Adeline Baldacchino a besoin aussi de nous expliquer, de se situer en tant qu’auteure en cette histoire, en ces sentiments, en ce qu’elle cherche et ce qu’elle est, ce qu’elle est aussi. Elle se livre, comme un livre ouvert, d’une quête qu’elle entreprend pour comprendre, mais pas seulement. Elle entreprend alors un voyage à Hambourg, en Allemagne. Adeline traîne avec elle le souvenir de son père, décédé quelques mois avant qu’elle n’effectue ce voyage. Cette douleur indicible, la perte du père et les mots sont lancés qui disent : « Car c’est pour parler au mien, de père, que j’ai couru après le leur. Comme si la littérature, qui semble faire écran entre les êtres et nous, servait en fait de passerelles. Je voulais écrire le roman d’un homme qui aimait ses filles et aurait pu le leur dire qu’au creux de l’oreille dans le noir de l’enfance. Le roman d’un Aryen qui aimait une Juive, d’une Juive qui aimait un Aryen, l’un qui mourait par l’autre et vice versa. J’en avais besoin comme on en a besoin, en certains moments très particuliers de la vie, de faire quelque chose d’un peu fou pour se détourner de sa propre enfance », écrit-elle. En page suivante, des mots forts encore pour parler de son père, ces mots me touchent. Car Adeline sait écrire, elle ne sait pas qu’écrire, elle sait nous faire partager son histoire, cette histoire, elle nous émeut. Profondément.
 

Quelque chose de particulier et d’exceptionnel
 

Et avec elle, d’elle, nous empruntons un canal sinueux, d’une histoire terrible, de quelque chose de particulier et d’exceptionnel, vu le contexte : lorsqu’August, qui adhéra au parti nazi en 1931, aimait (pourtant) Irma, « car l’homme qui disait non à Hitler disait surtout oui à Irma », car l’Aryen veut épouser une Juive.

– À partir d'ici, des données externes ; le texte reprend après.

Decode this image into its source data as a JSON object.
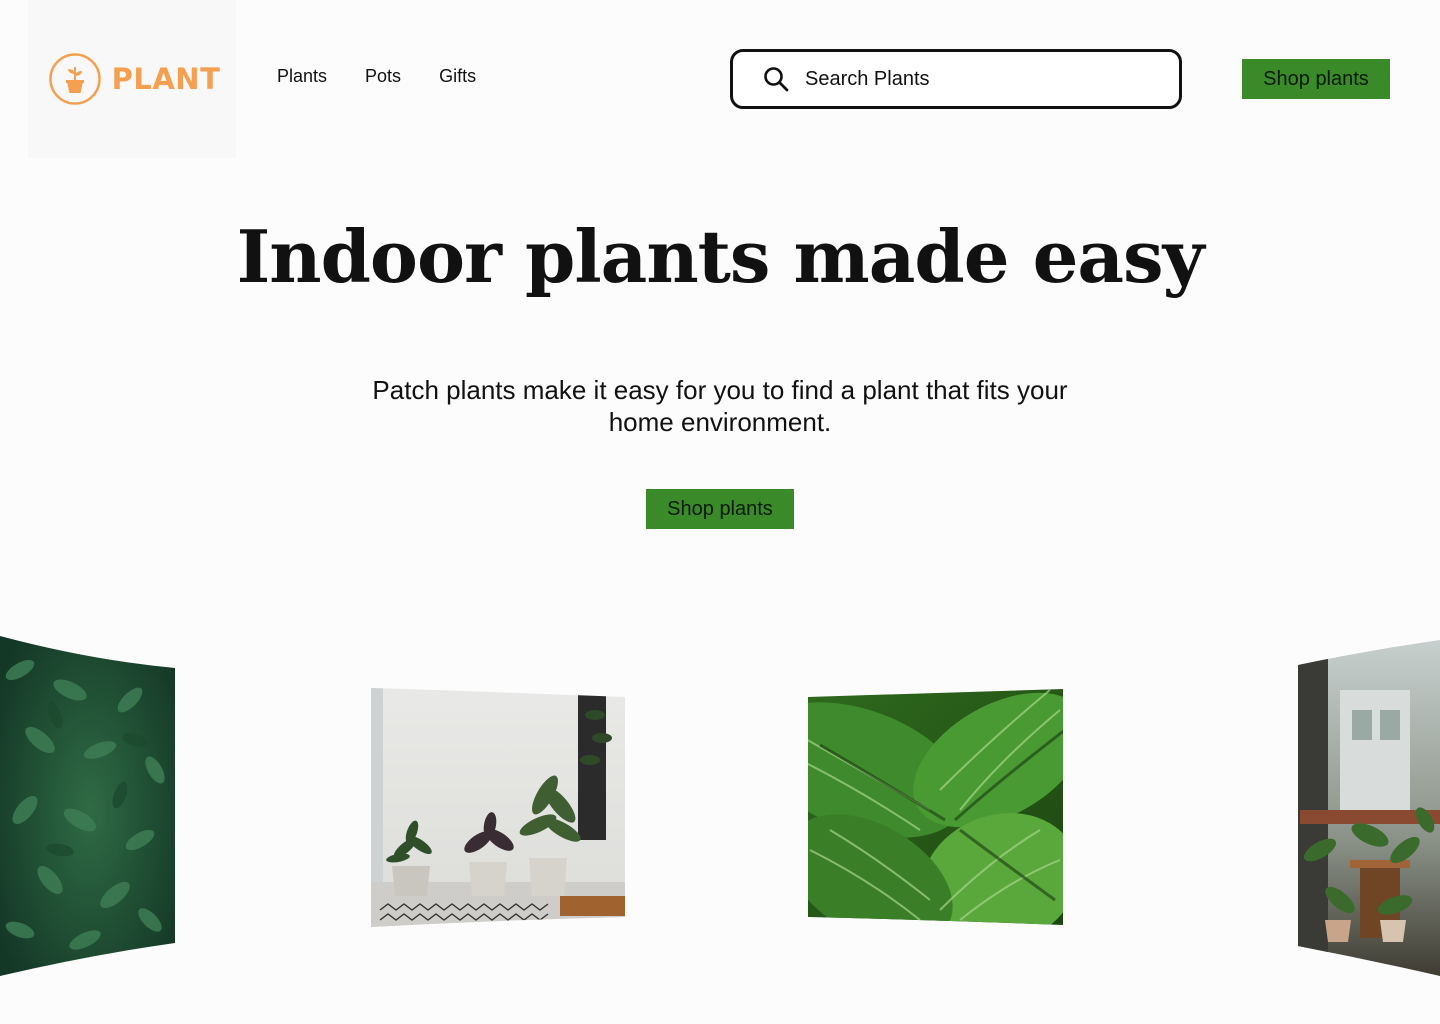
{
  "header": {
    "logo_text": "PLANT",
    "nav": [
      "Plants",
      "Pots",
      "Gifts"
    ],
    "search_placeholder": "Search Plants",
    "cta_label": "Shop plants"
  },
  "hero": {
    "title": "Indoor plants made easy",
    "subtitle": "Patch plants make it easy for you to find a plant that fits your home environment.",
    "cta_label": "Shop plants"
  },
  "colors": {
    "brand_orange": "#f5a050",
    "cta_green": "#3a8a2a",
    "background": "#fcfcfc"
  },
  "icons": {
    "logo": "plant-pot-icon",
    "search": "search-icon"
  },
  "gallery": {
    "images": [
      "leafy-wall-photo",
      "potted-plants-room-photo",
      "calathea-leaves-photo",
      "cafe-plants-photo"
    ]
  }
}
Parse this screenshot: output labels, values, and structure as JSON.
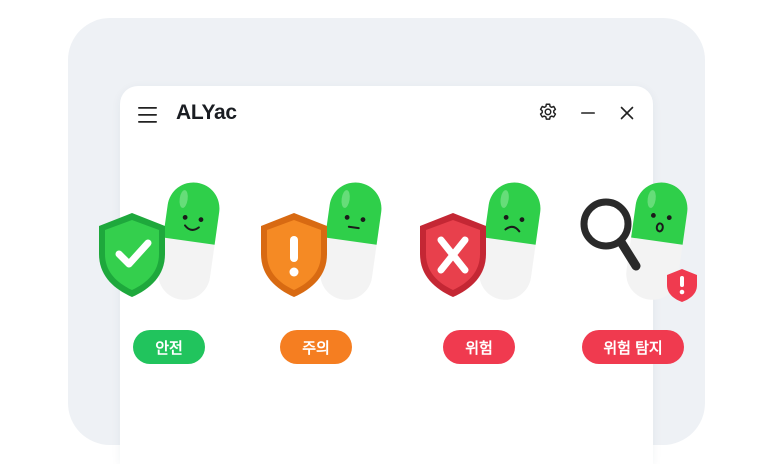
{
  "app": {
    "title": "ALYac",
    "menu_icon": "hamburger-menu-icon",
    "controls": {
      "settings_icon": "gear-icon",
      "minimize_icon": "minimize-icon",
      "close_icon": "close-icon"
    }
  },
  "statuses": [
    {
      "label": "안전",
      "icon": "green-shield-check-icon",
      "color": "#21c45d"
    },
    {
      "label": "주의",
      "icon": "orange-shield-exclamation-icon",
      "color": "#f57e21"
    },
    {
      "label": "위험",
      "icon": "red-shield-x-icon",
      "color": "#f03a4f"
    },
    {
      "label": "위험 탐지",
      "icon": "magnifier-detection-icon",
      "color": "#f03a4f"
    }
  ],
  "colors": {
    "background": "#eef1f5",
    "window": "#ffffff",
    "capsule_green": "#2fcf4a",
    "capsule_white": "#f2f2f2"
  }
}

L’homme qui disait non, nous rappelle que nous devrions avoir quelques exigences. Nous ne grandissons que lorsque nous sommes réellement nous-mêmes, lorsque nous refusons l’arbitraire, lorsque nous refusons de marcher comme des moutons, de bêler avec le troupeau, d’être l’ombre de notre ombre et de n’avoir aucune dignité. Est-ce là le monde ? Est-ce là l’Humanité ? Est-ce cela que l’on doit être ?

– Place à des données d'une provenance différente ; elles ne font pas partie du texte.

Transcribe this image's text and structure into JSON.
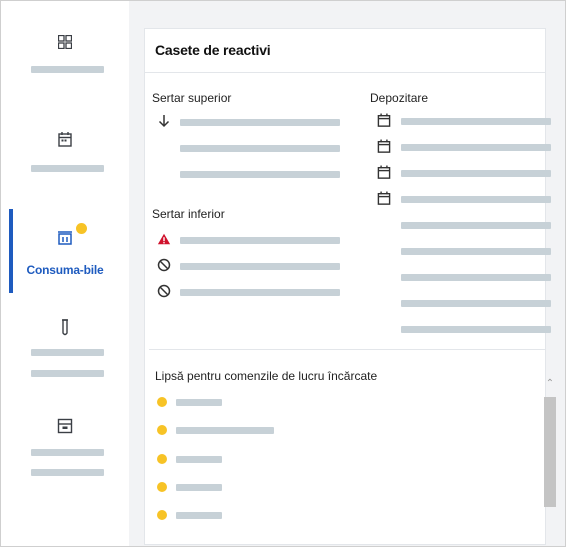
{
  "sidebar": {
    "items": [
      {
        "icon": "grid-icon"
      },
      {
        "icon": "calendar-icon"
      },
      {
        "icon": "consumables-icon",
        "label": "Consuma-bile",
        "active": true,
        "badge_color": "#f7c326"
      },
      {
        "icon": "test-tube-icon"
      },
      {
        "icon": "storage-box-icon"
      }
    ],
    "accent_color": "#1e5bbf"
  },
  "card": {
    "title": "Casete de reactivi",
    "upper_drawer": {
      "title": "Sertar superior",
      "rows": [
        {
          "icon": "arrow-down-icon"
        },
        {
          "icon": ""
        },
        {
          "icon": ""
        }
      ]
    },
    "lower_drawer": {
      "title": "Sertar inferior",
      "rows": [
        {
          "icon": "warning-icon",
          "color": "#d0122d"
        },
        {
          "icon": "blocked-icon"
        },
        {
          "icon": "blocked-icon"
        }
      ]
    },
    "storage": {
      "title": "Depozitare",
      "rows": [
        {
          "icon": "calendar-icon"
        },
        {
          "icon": "calendar-icon"
        },
        {
          "icon": "calendar-icon"
        },
        {
          "icon": "calendar-icon"
        },
        {
          "icon": ""
        },
        {
          "icon": ""
        },
        {
          "icon": ""
        },
        {
          "icon": ""
        },
        {
          "icon": ""
        }
      ]
    },
    "missing": {
      "title": "Lipsă pentru comenzile de lucru încărcate",
      "dot_color": "#f7c326",
      "row_count": 5
    }
  }
}
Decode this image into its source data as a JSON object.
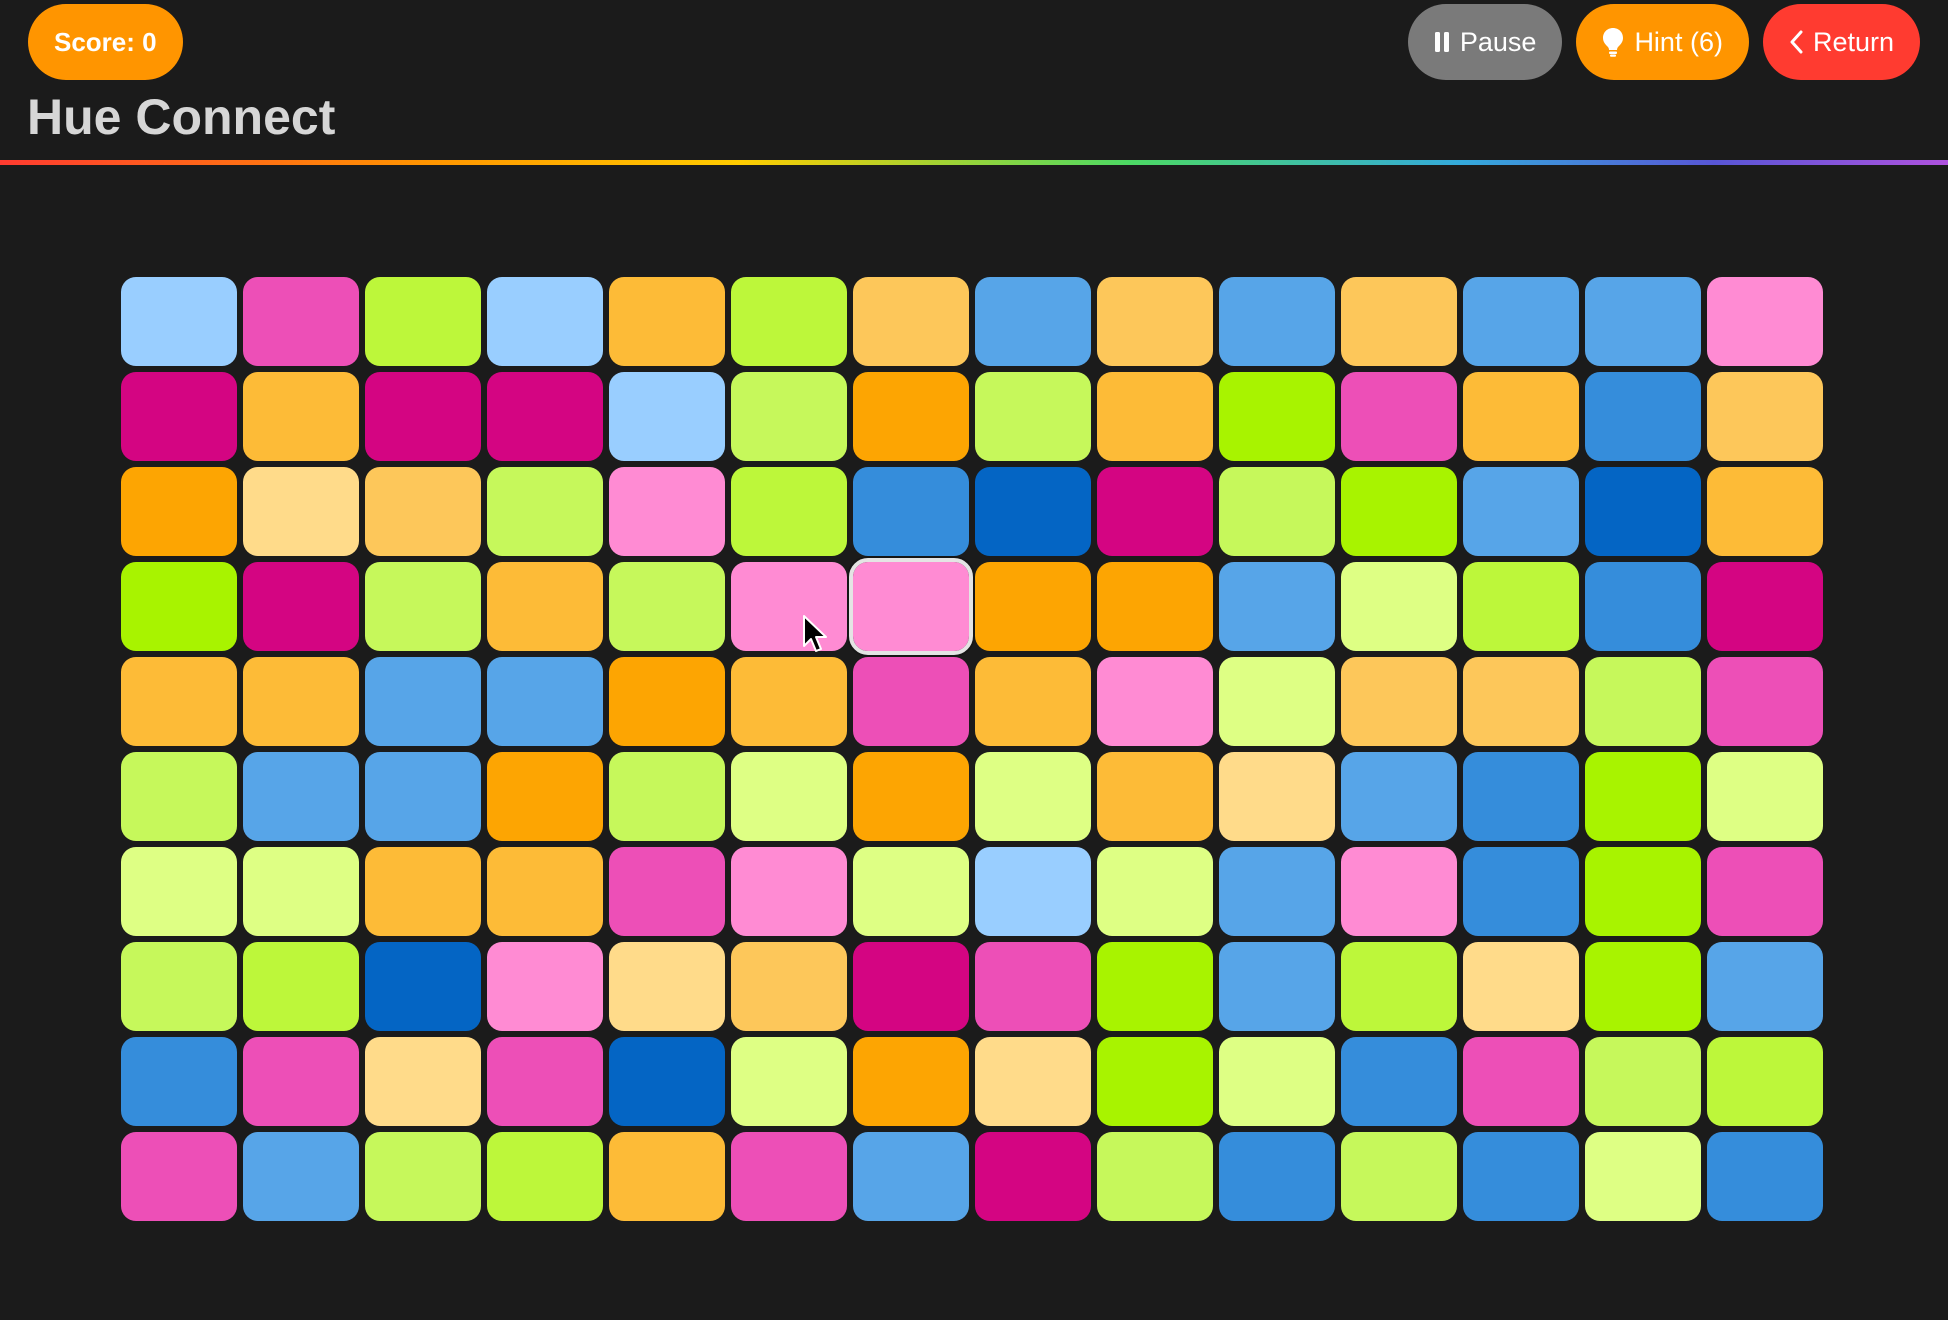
{
  "header": {
    "score_label": "Score: 0",
    "title": "Hue Connect"
  },
  "toolbar": {
    "pause_label": "Pause",
    "hint_label": "Hint (6)",
    "return_label": "Return"
  },
  "colors": {
    "lb": "#99ceff",
    "mp": "#ed4fb7",
    "ll": "#bdf73a",
    "lo": "#fdbb37",
    "ly": "#fdc75a",
    "mb": "#57a5e8",
    "pp": "#ff8bd3",
    "mg": "#d40582",
    "lg": "#c6f85b",
    "dg": "#a8f300",
    "do": "#fda502",
    "bb": "#358ddb",
    "db": "#0465c4",
    "cr": "#ffdb8a",
    "pl": "#deff84"
  },
  "board": {
    "rows": 10,
    "cols": 14,
    "selected": {
      "row": 3,
      "col": 6
    },
    "tiles": [
      [
        "lb",
        "mp",
        "ll",
        "lb",
        "lo",
        "ll",
        "ly",
        "mb",
        "ly",
        "mb",
        "ly",
        "mb",
        "mb",
        "pp"
      ],
      [
        "mg",
        "lo",
        "mg",
        "mg",
        "lb",
        "lg",
        "do",
        "lg",
        "lo",
        "dg",
        "mp",
        "lo",
        "bb",
        "ly"
      ],
      [
        "do",
        "cr",
        "ly",
        "lg",
        "pp",
        "ll",
        "bb",
        "db",
        "mg",
        "lg",
        "dg",
        "mb",
        "db",
        "lo"
      ],
      [
        "dg",
        "mg",
        "lg",
        "lo",
        "lg",
        "pp",
        "pp",
        "do",
        "do",
        "mb",
        "pl",
        "ll",
        "bb",
        "mg"
      ],
      [
        "lo",
        "lo",
        "mb",
        "mb",
        "do",
        "lo",
        "mp",
        "lo",
        "pp",
        "pl",
        "ly",
        "ly",
        "lg",
        "mp"
      ],
      [
        "lg",
        "mb",
        "mb",
        "do",
        "lg",
        "pl",
        "do",
        "pl",
        "lo",
        "cr",
        "mb",
        "bb",
        "dg",
        "pl"
      ],
      [
        "pl",
        "pl",
        "lo",
        "lo",
        "mp",
        "pp",
        "pl",
        "lb",
        "pl",
        "mb",
        "pp",
        "bb",
        "dg",
        "mp"
      ],
      [
        "lg",
        "ll",
        "db",
        "pp",
        "cr",
        "ly",
        "mg",
        "mp",
        "dg",
        "mb",
        "ll",
        "cr",
        "dg",
        "mb"
      ],
      [
        "bb",
        "mp",
        "cr",
        "mp",
        "db",
        "pl",
        "do",
        "cr",
        "dg",
        "pl",
        "bb",
        "mp",
        "lg",
        "ll"
      ],
      [
        "mp",
        "mb",
        "lg",
        "ll",
        "lo",
        "mp",
        "mb",
        "mg",
        "lg",
        "bb",
        "lg",
        "bb",
        "pl",
        "bb"
      ]
    ]
  }
}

L’homme qui disait non n’est pas lobotomisé, il n’est pas mort. Il affiche sa grandeur et sa splendeur parce qu’il aime. Parce que c’est interdit (selon les Lois de Nuremberg), il ira jusqu’au bout, proclamant son amour d’une Juive. L’homme qui disait non ne se soumet pas à l’ordre établi. Il résiste majestueusement, il épouse l’humanité en ce qu’elle a de plus beau, lorsque les hommes se lèvent, s’élèvent, font et sont la conscience et ont conscience de notre humanité.

L’homme qui disait non nous apprend aussi à nous rappeler que nous devons à certains moments apprendre/réapprendre à dire non.

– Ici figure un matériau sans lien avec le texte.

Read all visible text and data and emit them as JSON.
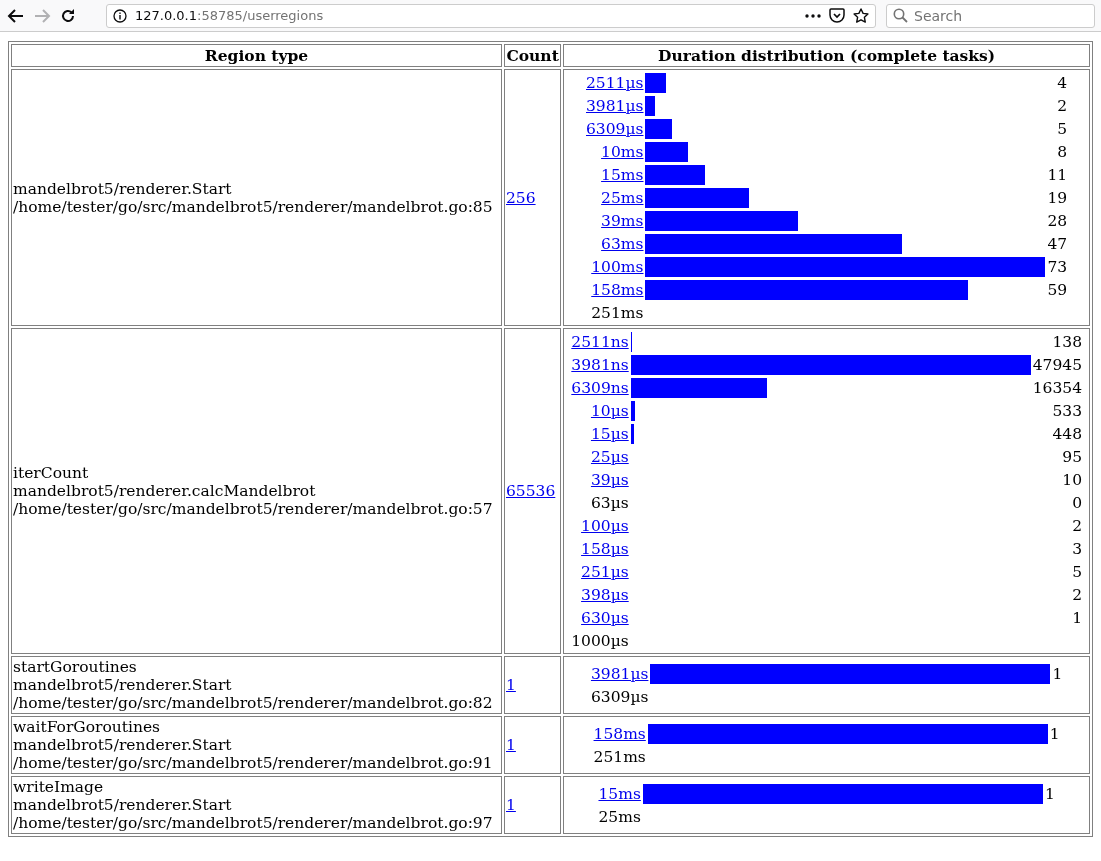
{
  "browser": {
    "url_host": "127.0.0.1",
    "url_path": ":58785/userregions",
    "search_placeholder": "Search",
    "forward_disabled": true
  },
  "table": {
    "columns": [
      "Region type",
      "Count",
      "Duration distribution (complete tasks)"
    ],
    "rows": [
      {
        "region_lines": [
          "mandelbrot5/renderer.Start",
          "/home/tester/go/src/mandelbrot5/renderer/mandelbrot.go:85"
        ],
        "count": "256",
        "buckets": [
          {
            "label": "2511µs",
            "linked": true,
            "level": 0.0548,
            "count": "4"
          },
          {
            "label": "3981µs",
            "linked": true,
            "level": 0.0274,
            "count": "2"
          },
          {
            "label": "6309µs",
            "linked": true,
            "level": 0.0685,
            "count": "5"
          },
          {
            "label": "10ms",
            "linked": true,
            "level": 0.1096,
            "count": "8"
          },
          {
            "label": "15ms",
            "linked": true,
            "level": 0.1507,
            "count": "11"
          },
          {
            "label": "25ms",
            "linked": true,
            "level": 0.2603,
            "count": "19"
          },
          {
            "label": "39ms",
            "linked": true,
            "level": 0.3836,
            "count": "28"
          },
          {
            "label": "63ms",
            "linked": true,
            "level": 0.6438,
            "count": "47"
          },
          {
            "label": "100ms",
            "linked": true,
            "level": 1,
            "count": "73"
          },
          {
            "label": "158ms",
            "linked": true,
            "level": 0.8082,
            "count": "59"
          }
        ],
        "upper_bound": "251ms"
      },
      {
        "region_lines": [
          "iterCount",
          "mandelbrot5/renderer.calcMandelbrot",
          "/home/tester/go/src/mandelbrot5/renderer/mandelbrot.go:57"
        ],
        "count": "65536",
        "buckets": [
          {
            "label": "2511ns",
            "linked": true,
            "level": 0.0029,
            "count": "138"
          },
          {
            "label": "3981ns",
            "linked": true,
            "level": 1,
            "count": "47945"
          },
          {
            "label": "6309ns",
            "linked": true,
            "level": 0.3411,
            "count": "16354"
          },
          {
            "label": "10µs",
            "linked": true,
            "level": 0.0111,
            "count": "533"
          },
          {
            "label": "15µs",
            "linked": true,
            "level": 0.0093,
            "count": "448"
          },
          {
            "label": "25µs",
            "linked": true,
            "count": "95"
          },
          {
            "label": "39µs",
            "linked": true,
            "count": "10"
          },
          {
            "label": "63µs",
            "linked": false,
            "count": "0"
          },
          {
            "label": "100µs",
            "linked": true,
            "count": "2"
          },
          {
            "label": "158µs",
            "linked": true,
            "count": "3"
          },
          {
            "label": "251µs",
            "linked": true,
            "count": "5"
          },
          {
            "label": "398µs",
            "linked": true,
            "count": "2"
          },
          {
            "label": "630µs",
            "linked": true,
            "count": "1"
          }
        ],
        "upper_bound": "1000µs"
      },
      {
        "region_lines": [
          "startGoroutines",
          "mandelbrot5/renderer.Start",
          "/home/tester/go/src/mandelbrot5/renderer/mandelbrot.go:82"
        ],
        "count": "1",
        "buckets": [
          {
            "label": "3981µs",
            "linked": true,
            "level": 1,
            "count": "1"
          }
        ],
        "upper_bound": "6309µs"
      },
      {
        "region_lines": [
          "waitForGoroutines",
          "mandelbrot5/renderer.Start",
          "/home/tester/go/src/mandelbrot5/renderer/mandelbrot.go:91"
        ],
        "count": "1",
        "buckets": [
          {
            "label": "158ms",
            "linked": true,
            "level": 1,
            "count": "1"
          }
        ],
        "upper_bound": "251ms"
      },
      {
        "region_lines": [
          "writeImage",
          "mandelbrot5/renderer.Start",
          "/home/tester/go/src/mandelbrot5/renderer/mandelbrot.go:97"
        ],
        "count": "1",
        "buckets": [
          {
            "label": "15ms",
            "linked": true,
            "level": 1,
            "count": "1"
          }
        ],
        "upper_bound": "25ms"
      }
    ]
  }
}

Et Adeline Baldacchino a cette force et ce talent qui méritent le respect. Parce qu’elle va au bout de cette histoire, parce qu’elle suit August et Irma, parce qu’elle a ce courage et ce faisant parce qu’elle est belle de le faire et de nous donner à lire.

Marc KNOBEL

Le livre : « Celui qui disait non » (Adeline Baldacchino, Paris, Fayard Roman, 2017, 264 pages, 18€). En librairie dès le 15 janvier.